Reconciliation is a legislative process of the United States Congress that expedites the passage of certain budgetary legislation in the United States Senate. The Senate filibuster effectively requires a 60-vote super-majority for the passage of most legislation in the Senate, but reconciliation provides a process to prevent the use of the filibuster and thereby allow the passage of a bill with simple majority support in the Senate.

The reconciliation procedure also exists in the United States House of Representatives, but reconciliation has had a less significant impact on that body.[1]

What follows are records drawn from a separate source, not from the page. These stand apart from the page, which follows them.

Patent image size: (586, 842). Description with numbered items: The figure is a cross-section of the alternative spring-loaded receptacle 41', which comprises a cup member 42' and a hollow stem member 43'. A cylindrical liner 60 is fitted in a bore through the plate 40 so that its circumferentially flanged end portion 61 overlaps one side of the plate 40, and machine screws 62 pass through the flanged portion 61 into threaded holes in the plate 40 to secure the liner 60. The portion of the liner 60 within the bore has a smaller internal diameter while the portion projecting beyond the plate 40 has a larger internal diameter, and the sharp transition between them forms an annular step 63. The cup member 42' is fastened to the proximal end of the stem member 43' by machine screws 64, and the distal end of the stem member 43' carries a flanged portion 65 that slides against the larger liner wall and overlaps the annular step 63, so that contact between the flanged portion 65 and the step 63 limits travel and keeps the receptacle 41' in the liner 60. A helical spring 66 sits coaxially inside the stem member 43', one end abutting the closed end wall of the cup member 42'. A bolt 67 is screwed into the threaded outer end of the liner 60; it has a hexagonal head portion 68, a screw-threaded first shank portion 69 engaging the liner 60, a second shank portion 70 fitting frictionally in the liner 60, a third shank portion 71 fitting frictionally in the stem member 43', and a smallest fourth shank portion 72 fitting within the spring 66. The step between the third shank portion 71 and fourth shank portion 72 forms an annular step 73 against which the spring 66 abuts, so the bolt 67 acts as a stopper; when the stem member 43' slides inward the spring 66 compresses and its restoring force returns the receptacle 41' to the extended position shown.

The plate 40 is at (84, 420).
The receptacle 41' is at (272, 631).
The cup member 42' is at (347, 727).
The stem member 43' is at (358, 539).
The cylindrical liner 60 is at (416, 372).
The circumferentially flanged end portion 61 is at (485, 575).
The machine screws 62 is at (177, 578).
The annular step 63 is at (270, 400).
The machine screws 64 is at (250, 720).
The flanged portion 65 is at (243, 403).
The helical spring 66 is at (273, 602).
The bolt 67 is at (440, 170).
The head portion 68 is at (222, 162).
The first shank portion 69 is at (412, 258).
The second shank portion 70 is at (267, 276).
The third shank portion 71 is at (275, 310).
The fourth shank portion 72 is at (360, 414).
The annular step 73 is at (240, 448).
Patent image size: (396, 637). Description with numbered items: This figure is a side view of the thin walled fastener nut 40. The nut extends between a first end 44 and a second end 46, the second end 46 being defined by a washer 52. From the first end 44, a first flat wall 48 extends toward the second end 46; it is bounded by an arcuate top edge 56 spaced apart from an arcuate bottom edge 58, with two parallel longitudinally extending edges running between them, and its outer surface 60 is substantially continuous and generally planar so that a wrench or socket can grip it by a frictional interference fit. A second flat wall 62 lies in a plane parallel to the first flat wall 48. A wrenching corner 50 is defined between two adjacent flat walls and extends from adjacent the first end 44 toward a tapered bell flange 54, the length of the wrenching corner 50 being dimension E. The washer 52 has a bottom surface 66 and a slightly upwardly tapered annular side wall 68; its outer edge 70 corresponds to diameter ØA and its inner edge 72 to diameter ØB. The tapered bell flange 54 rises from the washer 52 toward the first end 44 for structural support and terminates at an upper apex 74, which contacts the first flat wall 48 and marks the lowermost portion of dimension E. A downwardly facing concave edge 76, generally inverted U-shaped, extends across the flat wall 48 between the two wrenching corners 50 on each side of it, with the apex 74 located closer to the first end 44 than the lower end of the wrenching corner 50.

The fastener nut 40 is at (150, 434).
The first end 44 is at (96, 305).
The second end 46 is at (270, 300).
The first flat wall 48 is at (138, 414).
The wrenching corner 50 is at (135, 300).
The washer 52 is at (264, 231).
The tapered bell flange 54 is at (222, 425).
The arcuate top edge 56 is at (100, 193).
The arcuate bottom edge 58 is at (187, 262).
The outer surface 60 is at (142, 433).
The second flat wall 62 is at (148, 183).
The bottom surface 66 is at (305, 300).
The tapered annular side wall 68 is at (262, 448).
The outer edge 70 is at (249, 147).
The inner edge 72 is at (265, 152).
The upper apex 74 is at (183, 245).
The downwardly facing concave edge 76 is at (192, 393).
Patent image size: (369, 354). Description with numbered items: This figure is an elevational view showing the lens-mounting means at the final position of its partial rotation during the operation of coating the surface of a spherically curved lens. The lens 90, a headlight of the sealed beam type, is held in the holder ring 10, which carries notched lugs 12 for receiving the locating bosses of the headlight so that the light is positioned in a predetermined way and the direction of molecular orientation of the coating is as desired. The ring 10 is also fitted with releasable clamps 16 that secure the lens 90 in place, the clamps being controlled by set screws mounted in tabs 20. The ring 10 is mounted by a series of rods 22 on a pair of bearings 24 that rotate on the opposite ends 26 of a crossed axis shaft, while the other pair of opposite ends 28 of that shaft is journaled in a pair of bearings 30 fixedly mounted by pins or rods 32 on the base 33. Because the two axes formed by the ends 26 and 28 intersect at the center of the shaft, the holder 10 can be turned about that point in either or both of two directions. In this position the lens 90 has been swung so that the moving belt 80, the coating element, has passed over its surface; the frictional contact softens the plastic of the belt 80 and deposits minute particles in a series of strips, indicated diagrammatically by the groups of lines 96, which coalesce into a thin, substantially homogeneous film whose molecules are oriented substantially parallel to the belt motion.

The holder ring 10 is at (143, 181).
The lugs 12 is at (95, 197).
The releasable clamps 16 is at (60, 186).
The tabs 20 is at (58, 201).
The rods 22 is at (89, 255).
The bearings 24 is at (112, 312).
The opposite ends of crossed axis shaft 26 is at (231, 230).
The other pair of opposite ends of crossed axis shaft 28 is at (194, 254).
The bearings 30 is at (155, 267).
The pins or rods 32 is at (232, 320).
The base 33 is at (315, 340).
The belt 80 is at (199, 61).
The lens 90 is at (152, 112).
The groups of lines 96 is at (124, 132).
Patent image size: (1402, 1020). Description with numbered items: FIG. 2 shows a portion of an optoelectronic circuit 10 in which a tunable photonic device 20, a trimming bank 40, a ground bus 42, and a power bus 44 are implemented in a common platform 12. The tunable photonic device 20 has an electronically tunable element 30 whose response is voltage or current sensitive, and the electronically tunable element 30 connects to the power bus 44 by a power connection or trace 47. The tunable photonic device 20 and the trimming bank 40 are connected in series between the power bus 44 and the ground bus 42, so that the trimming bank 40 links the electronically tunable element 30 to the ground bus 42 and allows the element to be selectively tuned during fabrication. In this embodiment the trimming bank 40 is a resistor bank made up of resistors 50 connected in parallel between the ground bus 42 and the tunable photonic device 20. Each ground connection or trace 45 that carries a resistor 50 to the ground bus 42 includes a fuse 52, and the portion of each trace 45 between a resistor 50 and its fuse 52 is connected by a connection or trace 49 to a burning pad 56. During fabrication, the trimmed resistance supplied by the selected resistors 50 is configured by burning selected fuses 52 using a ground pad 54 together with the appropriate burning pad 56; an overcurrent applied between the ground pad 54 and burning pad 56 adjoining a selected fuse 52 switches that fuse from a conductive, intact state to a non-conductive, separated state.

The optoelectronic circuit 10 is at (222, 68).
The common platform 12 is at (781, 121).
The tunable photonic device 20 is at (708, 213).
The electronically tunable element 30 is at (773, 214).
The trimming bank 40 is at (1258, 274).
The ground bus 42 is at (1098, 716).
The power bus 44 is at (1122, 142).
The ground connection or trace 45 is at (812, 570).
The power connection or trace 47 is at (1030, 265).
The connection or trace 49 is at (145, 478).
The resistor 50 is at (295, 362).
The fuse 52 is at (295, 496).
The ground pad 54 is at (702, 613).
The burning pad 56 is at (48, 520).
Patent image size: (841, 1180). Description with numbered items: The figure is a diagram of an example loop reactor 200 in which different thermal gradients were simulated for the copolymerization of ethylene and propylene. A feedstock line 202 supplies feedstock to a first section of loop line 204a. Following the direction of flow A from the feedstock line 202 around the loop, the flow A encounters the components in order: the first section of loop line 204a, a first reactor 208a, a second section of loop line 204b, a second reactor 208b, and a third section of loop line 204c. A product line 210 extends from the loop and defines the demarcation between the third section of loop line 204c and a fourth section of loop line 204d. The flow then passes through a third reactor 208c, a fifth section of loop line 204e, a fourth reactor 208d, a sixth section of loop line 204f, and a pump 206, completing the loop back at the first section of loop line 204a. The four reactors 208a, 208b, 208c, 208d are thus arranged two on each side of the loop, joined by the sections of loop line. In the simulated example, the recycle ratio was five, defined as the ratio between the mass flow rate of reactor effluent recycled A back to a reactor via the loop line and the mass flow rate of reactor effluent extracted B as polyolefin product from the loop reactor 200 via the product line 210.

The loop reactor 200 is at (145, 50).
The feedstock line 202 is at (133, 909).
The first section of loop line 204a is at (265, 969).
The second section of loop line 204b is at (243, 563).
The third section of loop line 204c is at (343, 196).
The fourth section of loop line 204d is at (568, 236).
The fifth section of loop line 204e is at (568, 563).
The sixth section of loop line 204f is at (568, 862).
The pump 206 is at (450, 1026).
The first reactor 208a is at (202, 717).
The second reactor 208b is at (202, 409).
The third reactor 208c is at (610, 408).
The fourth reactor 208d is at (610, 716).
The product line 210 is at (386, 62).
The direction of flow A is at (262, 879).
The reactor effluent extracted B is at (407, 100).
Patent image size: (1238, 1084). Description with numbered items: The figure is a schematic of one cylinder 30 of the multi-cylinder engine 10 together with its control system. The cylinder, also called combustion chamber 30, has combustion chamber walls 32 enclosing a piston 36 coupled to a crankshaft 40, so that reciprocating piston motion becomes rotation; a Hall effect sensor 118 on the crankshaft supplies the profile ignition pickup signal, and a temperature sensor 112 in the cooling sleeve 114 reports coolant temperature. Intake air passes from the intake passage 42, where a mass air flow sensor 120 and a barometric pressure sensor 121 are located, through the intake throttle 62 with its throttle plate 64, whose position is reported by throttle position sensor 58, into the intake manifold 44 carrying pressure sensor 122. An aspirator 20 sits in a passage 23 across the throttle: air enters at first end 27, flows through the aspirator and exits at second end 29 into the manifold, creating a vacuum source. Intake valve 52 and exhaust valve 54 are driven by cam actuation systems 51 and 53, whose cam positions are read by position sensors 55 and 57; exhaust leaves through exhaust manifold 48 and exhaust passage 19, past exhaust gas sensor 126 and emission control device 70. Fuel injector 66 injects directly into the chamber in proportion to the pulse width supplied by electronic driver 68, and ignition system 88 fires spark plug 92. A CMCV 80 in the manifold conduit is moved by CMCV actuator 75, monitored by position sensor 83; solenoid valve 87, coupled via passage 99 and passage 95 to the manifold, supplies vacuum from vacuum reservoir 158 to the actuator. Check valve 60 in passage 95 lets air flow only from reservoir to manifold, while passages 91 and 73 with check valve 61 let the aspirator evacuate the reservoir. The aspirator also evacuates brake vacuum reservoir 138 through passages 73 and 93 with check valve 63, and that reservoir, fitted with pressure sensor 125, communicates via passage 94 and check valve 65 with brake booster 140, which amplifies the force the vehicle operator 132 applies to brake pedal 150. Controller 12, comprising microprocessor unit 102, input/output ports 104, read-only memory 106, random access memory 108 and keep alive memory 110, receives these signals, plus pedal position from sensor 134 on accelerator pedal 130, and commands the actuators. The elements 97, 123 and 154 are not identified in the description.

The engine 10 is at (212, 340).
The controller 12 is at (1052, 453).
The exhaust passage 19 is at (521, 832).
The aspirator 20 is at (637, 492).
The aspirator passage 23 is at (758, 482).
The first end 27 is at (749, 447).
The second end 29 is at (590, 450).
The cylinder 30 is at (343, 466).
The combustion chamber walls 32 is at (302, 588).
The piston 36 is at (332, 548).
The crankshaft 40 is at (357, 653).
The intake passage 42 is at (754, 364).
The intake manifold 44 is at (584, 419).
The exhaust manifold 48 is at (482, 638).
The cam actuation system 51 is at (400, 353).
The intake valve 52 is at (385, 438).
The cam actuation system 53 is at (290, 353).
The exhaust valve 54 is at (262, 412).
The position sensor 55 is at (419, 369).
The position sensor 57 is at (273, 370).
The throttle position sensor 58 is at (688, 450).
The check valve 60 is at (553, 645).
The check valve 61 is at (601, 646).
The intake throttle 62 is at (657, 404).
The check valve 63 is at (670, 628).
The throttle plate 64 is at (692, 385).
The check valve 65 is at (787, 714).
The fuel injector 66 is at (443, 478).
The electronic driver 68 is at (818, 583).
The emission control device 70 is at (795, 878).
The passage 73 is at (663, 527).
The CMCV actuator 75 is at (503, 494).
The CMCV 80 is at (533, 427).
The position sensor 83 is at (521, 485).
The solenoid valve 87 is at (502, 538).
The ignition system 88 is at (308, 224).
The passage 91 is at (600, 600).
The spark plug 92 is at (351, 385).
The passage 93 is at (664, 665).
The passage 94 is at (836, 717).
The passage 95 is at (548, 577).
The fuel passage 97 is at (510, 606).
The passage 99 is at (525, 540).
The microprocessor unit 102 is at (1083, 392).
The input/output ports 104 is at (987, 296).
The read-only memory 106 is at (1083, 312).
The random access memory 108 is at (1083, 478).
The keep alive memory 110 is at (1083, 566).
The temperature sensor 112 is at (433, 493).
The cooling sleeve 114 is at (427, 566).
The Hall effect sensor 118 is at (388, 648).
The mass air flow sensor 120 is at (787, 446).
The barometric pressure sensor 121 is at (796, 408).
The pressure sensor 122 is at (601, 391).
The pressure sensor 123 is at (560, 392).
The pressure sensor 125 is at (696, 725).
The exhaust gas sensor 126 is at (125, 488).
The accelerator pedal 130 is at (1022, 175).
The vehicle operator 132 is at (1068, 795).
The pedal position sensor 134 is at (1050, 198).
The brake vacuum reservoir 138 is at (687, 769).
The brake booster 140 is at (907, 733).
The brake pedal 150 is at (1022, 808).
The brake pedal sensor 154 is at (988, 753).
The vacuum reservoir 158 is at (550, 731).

Reconciliation bills can be passed on spending, revenue, and the federal debt limit, and the Senate can pass one bill per year affecting each subject. Congress can thus pass a maximum of three reconciliation bills per year, though in practice it has often passed a single reconciliation bill affecting both spending and revenue.[2] Policy changes that are extraneous to the budget are limited by the "Byrd Rule", which also prohibits reconciliation bills from increasing the federal deficit after a ten-year period or making changes to Social Security.

The reconciliation process was created by the Congressional Budget Act of 1974 and was first used in 1980. Bills passed using the reconciliation process include the Consolidated Omnibus Budget Reconciliation Act of 1985, the Personal Responsibility and Work Opportunity Act of 1996, the Economic Growth and Tax Relief Reconciliation Act of 2001, the Health Care and Education Reconciliation Act of 2010, and the Tax Cuts and Jobs Act of 2017.